Suppose the Set theory in question followed all axioms of ZF or ZFC, except for the axiom of regularity. Additionally the axiom schema of specification was altered from
$$\forall z\forall w_1 \forall w_2 \dots \forall w_n\exists y\forall x[x \in y \iff ((x\in z)\wedge\phi(x))]$$
$$\forall w_1 \forall w_2 \dots \forall w_n\exists y\forall x[x \in y \iff ((x\neq y)\wedge\phi(x))]$$
for the purpose of constructing sets beyond just subsets of some $z$.

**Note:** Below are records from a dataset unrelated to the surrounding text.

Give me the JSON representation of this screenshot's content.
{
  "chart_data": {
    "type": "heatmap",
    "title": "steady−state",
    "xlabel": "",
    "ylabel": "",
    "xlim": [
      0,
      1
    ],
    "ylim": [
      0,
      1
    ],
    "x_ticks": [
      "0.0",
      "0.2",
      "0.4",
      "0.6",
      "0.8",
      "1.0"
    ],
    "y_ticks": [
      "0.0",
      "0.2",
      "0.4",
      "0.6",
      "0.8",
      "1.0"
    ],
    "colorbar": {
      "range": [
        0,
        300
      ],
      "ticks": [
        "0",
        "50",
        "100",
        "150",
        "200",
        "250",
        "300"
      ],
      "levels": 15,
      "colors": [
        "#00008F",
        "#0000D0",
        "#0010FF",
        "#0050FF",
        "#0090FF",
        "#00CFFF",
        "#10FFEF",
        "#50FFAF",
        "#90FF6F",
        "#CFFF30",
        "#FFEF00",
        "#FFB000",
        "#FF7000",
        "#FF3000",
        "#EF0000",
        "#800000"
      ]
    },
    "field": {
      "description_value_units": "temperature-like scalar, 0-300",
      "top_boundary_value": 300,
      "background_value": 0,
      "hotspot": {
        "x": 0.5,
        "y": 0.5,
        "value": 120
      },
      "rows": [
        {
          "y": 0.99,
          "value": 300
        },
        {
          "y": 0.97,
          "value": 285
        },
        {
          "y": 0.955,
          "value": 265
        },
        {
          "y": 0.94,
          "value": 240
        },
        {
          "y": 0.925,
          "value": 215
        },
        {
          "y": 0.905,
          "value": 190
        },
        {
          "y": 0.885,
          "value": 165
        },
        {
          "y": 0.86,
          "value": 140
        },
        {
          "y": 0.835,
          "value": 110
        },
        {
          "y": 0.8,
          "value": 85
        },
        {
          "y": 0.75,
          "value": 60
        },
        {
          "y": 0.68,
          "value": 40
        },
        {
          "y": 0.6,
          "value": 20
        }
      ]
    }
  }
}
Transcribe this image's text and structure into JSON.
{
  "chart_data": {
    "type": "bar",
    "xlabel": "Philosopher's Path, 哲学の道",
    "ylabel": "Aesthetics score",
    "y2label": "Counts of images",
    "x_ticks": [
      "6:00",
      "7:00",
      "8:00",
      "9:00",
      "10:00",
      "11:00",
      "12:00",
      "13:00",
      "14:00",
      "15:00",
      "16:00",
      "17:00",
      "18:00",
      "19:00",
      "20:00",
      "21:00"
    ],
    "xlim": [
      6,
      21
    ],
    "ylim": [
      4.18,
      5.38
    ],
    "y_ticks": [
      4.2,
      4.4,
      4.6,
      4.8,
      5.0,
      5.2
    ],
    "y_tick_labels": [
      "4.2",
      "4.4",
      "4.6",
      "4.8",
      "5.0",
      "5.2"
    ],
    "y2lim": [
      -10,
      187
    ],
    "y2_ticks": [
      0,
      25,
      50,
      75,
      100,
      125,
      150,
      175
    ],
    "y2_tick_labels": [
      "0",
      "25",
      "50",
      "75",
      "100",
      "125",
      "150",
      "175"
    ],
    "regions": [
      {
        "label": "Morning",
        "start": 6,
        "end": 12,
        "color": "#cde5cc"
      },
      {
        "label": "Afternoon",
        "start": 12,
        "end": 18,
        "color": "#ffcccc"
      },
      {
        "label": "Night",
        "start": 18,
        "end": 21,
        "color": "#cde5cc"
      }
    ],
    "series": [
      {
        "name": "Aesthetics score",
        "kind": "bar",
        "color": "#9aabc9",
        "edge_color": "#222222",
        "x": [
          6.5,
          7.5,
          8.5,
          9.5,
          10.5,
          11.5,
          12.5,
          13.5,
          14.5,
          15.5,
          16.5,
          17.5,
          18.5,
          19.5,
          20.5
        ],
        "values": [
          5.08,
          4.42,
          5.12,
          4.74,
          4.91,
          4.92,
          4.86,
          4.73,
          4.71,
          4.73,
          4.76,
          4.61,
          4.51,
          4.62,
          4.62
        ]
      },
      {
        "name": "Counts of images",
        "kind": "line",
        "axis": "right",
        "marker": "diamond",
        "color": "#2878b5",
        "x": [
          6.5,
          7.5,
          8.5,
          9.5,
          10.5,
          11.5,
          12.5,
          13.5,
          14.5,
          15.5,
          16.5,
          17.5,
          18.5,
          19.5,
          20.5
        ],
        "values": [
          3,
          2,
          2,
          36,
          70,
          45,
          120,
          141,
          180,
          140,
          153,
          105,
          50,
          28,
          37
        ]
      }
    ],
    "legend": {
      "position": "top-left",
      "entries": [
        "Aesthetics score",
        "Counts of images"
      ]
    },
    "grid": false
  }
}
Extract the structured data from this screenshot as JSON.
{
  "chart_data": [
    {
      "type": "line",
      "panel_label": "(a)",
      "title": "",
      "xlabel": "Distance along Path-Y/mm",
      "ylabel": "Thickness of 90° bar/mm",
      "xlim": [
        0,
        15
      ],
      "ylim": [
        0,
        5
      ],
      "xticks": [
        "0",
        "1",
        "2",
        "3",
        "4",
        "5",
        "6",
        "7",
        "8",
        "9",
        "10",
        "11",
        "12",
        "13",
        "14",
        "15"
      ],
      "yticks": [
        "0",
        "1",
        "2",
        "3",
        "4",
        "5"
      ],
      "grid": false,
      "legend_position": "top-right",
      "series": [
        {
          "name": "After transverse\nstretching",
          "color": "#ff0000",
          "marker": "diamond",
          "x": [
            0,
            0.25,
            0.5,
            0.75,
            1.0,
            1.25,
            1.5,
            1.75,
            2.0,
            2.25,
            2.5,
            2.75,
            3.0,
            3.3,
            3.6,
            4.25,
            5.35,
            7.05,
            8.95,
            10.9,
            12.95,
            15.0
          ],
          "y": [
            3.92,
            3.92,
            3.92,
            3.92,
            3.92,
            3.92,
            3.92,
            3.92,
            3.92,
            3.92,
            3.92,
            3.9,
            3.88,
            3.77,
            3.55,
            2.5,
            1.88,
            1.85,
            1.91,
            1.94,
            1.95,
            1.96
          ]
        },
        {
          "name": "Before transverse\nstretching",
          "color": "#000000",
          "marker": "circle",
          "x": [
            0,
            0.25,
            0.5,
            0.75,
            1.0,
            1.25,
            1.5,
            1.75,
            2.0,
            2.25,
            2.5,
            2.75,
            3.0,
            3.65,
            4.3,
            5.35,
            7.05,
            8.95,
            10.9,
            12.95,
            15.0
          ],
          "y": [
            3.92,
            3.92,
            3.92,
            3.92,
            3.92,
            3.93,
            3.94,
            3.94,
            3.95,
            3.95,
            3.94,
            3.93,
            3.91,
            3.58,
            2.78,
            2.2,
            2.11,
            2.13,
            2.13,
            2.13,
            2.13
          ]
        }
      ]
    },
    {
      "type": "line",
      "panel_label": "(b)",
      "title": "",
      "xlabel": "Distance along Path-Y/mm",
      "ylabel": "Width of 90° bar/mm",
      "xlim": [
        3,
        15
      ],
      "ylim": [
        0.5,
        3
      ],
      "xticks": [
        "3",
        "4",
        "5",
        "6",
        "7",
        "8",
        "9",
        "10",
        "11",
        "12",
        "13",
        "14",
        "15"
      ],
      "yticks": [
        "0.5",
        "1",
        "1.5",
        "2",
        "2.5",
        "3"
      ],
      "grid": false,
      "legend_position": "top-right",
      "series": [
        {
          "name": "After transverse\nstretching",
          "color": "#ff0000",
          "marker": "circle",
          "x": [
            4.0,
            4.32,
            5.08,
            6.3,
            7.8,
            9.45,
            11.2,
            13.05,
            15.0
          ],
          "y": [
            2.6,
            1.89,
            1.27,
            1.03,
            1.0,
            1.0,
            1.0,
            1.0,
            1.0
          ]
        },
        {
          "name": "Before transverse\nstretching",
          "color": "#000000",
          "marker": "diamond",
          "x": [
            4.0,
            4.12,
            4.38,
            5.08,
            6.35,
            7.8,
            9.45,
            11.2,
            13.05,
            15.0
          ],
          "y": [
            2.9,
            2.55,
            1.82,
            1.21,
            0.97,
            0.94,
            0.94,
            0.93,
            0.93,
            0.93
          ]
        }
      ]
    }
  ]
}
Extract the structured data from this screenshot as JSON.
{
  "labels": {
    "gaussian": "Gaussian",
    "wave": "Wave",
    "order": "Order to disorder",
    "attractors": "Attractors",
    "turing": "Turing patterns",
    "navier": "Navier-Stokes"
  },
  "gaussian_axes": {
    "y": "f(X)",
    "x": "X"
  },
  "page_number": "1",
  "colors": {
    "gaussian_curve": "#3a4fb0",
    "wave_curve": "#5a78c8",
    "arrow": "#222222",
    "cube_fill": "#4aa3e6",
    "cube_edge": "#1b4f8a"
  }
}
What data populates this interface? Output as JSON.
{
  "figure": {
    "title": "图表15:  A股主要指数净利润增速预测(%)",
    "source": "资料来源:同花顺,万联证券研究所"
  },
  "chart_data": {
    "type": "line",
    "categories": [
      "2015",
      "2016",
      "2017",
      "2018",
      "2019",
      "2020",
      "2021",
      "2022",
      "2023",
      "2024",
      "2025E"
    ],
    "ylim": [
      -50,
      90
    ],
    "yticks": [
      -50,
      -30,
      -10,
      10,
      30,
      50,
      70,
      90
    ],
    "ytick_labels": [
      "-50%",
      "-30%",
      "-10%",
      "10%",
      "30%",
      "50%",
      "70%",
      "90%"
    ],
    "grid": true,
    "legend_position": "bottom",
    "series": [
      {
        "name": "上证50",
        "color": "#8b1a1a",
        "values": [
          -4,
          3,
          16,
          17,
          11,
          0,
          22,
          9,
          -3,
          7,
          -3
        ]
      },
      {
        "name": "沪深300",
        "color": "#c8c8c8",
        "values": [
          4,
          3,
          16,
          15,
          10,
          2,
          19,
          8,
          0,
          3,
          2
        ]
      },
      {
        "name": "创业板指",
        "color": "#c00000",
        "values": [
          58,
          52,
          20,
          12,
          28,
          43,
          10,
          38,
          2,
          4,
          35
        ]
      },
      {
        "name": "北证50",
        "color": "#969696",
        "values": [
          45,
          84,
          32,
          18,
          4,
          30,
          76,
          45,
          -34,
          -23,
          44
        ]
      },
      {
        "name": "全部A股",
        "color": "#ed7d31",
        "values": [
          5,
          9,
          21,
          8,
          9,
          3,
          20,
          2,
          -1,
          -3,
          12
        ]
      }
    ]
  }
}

Without regularity and standard specification, this immediately opens the doors to a possibility of Russel's Paradox. However, a set $R$ cannot be built (this way) to have $R\in R$, as it would have to follow $R \in R \iff ((R\neq R)\wedge\phi(R))$.
Would this avoid Russel's Paradox? Even if so, would it lead to another paradox?
Best Answer
No, this form of comprehension is inconsistent with even the ability to form singletons and unions of two sets.
Suppose $A=\{x: x\not\in x\wedge x\not=A\}$. Then I claim $A\cup\{A\}$ is the usual Russell set.
If $x\in A\cup \{A\}$ then $x\not\in x$. This is because for such an $x$, either $x\in A$ or $x=A$, and no element of $A$ contains itself by the "$x\not\in x$"-clause of the definition of $A$ and $A\not\in A$ by the "$x\not=A$"-clause of the definition of $A$.
If $x\not\in x$ then $x\in A\cup\{A\}$. Again, we reason by cases. If $x\not\in x$ then either $x\not=A$ (in which case $x\in A$) or $x=A$ (in which case $x\in\{A\}$), and either way $x\in A\cup\{A\}$.
And now we ask whether $A\cup\{A\}$ is an element of itself.